Lyudmila shut her eyes and her mouth together, pressing lids and lips tightly, as though to keep her whole self inside.
“To touch a person . . . to sleep with a person . . . is to become a pioneer,” she whispered then, “a frontiersman at the edge of their private world, the strange, incomprehensible world of their interior, filled with customs you could never imitate, a language which sounds like your own but is really totally foreign, knowable only to them. I have been so many times to countries like that. I have learned how to make coffee in all their ways, how to share food, how to comfort, how to dance in the native ways. It is harder, usually, to find a person who wants to walk the streets of me, to taste the teas of my country, to . . . immigrate, you could say. Especially . . . well.” She gestured at her painted throat.
Oleg touched her neck, the black lines there, hot and moving slightly with her pulse.
“I think I would like your country,” he said shyly. He said nothing of his own, too full of the dead and the locked.
He took her into his arms, holding her golden head to his chest—how cold she was! Her skin was frost-dry, and he thought he could hear seabirds inside her, flapping at the freezing joints of her shoulders.
Lyudmila, who was not his sister, lay her arms around Oleg’s neck like a child. He could not bear to breathe, but he kissed her blighted jaw.
“I’m married,” she said simply, casually, an a
“It doesn’t matter,” he said huskily, his voice sliding from him like the skin peeled from a black fruit. He took a long breath and whispered into her hair, “This is not a real place.
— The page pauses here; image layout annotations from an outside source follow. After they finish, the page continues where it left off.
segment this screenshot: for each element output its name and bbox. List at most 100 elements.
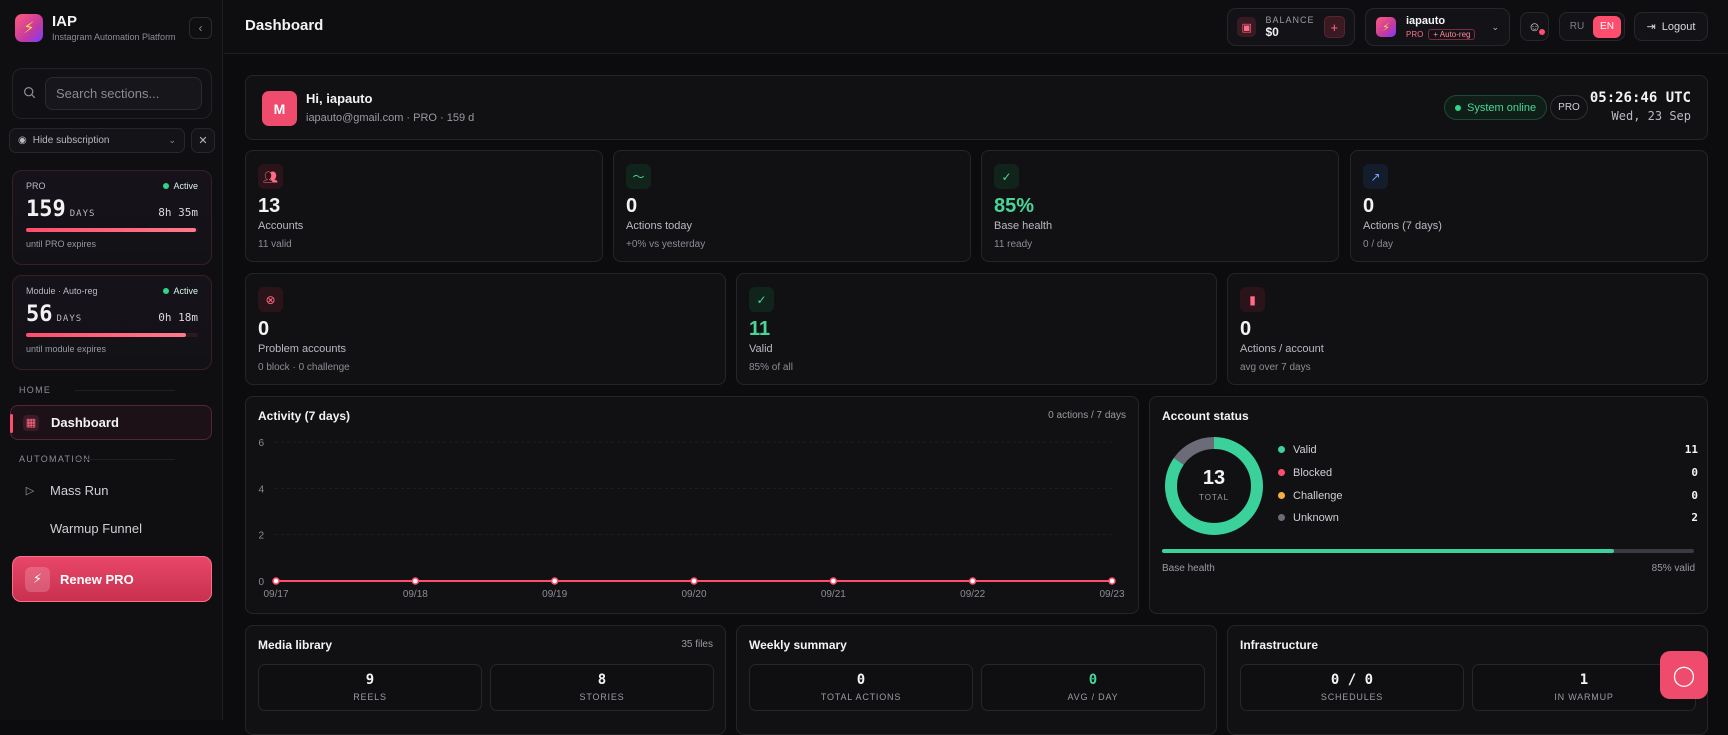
plan-badge: PRO bbox=[1550, 95, 1588, 120]
brand-title: IAP bbox=[52, 13, 78, 30]
health-bar bbox=[1162, 549, 1694, 553]
stat-sub: 0 / day bbox=[1363, 239, 1394, 250]
x-tick-label: 09/18 bbox=[403, 589, 428, 600]
stat-label: Actions (7 days) bbox=[1363, 220, 1442, 232]
x-tick-label: 09/23 bbox=[1099, 589, 1124, 600]
weekly-total-actions: 0 TOTAL ACTIONS bbox=[749, 664, 973, 711]
subscription-progress bbox=[26, 333, 198, 337]
weekly-avg-day: 0 AVG / DAY bbox=[981, 664, 1205, 711]
eye-icon: ◉ bbox=[18, 135, 27, 146]
renew-pro-button[interactable]: ⚡ Renew PRO bbox=[12, 556, 212, 602]
collapse-sidebar-button[interactable]: ‹ bbox=[189, 17, 212, 39]
stat-value: 0 bbox=[1240, 318, 1252, 340]
days-label: DAYS bbox=[56, 314, 83, 324]
stat-sub: 11 valid bbox=[258, 239, 292, 250]
lang-ru-button[interactable]: RU bbox=[1563, 16, 1591, 38]
x-circle-icon: ⊗ bbox=[258, 287, 283, 312]
panel-title: Account status bbox=[1162, 409, 1249, 423]
user-menu[interactable]: ⚡ iapauto PRO + Auto-reg ⌄ bbox=[1365, 8, 1510, 46]
data-point[interactable] bbox=[829, 577, 838, 585]
system-status-badge: System online bbox=[1444, 95, 1548, 120]
data-point[interactable] bbox=[968, 577, 977, 585]
users-icon: 👥︎ bbox=[258, 164, 283, 189]
lang-en-button[interactable]: EN bbox=[1593, 15, 1621, 38]
media-stories[interactable]: 8 STORIES bbox=[490, 664, 714, 711]
stat-value: 0 bbox=[258, 318, 270, 340]
activity-icon: 〜 bbox=[626, 164, 651, 189]
y-tick-label: 2 bbox=[258, 531, 264, 542]
x-tick-label: 09/19 bbox=[542, 589, 567, 600]
stat-sub: +0% vs yesterday bbox=[626, 239, 706, 250]
bar-chart-icon: ▮ bbox=[1240, 287, 1265, 312]
legend-valid: Valid 11 bbox=[1278, 443, 1698, 456]
flame-icon bbox=[22, 521, 38, 537]
data-point[interactable] bbox=[1108, 577, 1116, 585]
logout-button[interactable]: ⇥ Logout bbox=[1634, 12, 1708, 41]
subscription-progress bbox=[26, 228, 198, 232]
search-icon bbox=[24, 87, 36, 99]
sidebar-item-mass-run[interactable]: ▷ Mass Run bbox=[10, 473, 212, 508]
infra-schedules[interactable]: 0 / 0 SCHEDULES bbox=[1240, 664, 1464, 711]
weekly-summary-panel: Weekly summary 0 TOTAL ACTIONS 0 AVG / DAY bbox=[736, 625, 1217, 735]
stat-label: Valid bbox=[749, 343, 773, 355]
media-reels[interactable]: 9 REELS bbox=[258, 664, 482, 711]
top-up-button[interactable]: + bbox=[1323, 16, 1345, 38]
chevron-down-icon: ⌄ bbox=[168, 135, 176, 145]
x-tick-label: 09/20 bbox=[681, 589, 706, 600]
stat-accounts: 👥︎ 13 Accounts 11 valid bbox=[245, 150, 603, 262]
account-status-panel: Account status 13 TOTAL Valid 11 Blocked 0… bbox=[1149, 396, 1708, 614]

Didn’t you know? Didn’t you guess? Everyone looked at it and looked at it, never blinking, working so hard at remembering, taking pictures and writing novels, and never stopping, even for a moment, and when you look at a thing like that, you kill it, like the ant and the magnifying glass. There is no Manhattan left. We float in the black, and see the Empire State Building where there is nothing but void. What does it matter what we do in a place like that? Who we marry? If we lie?”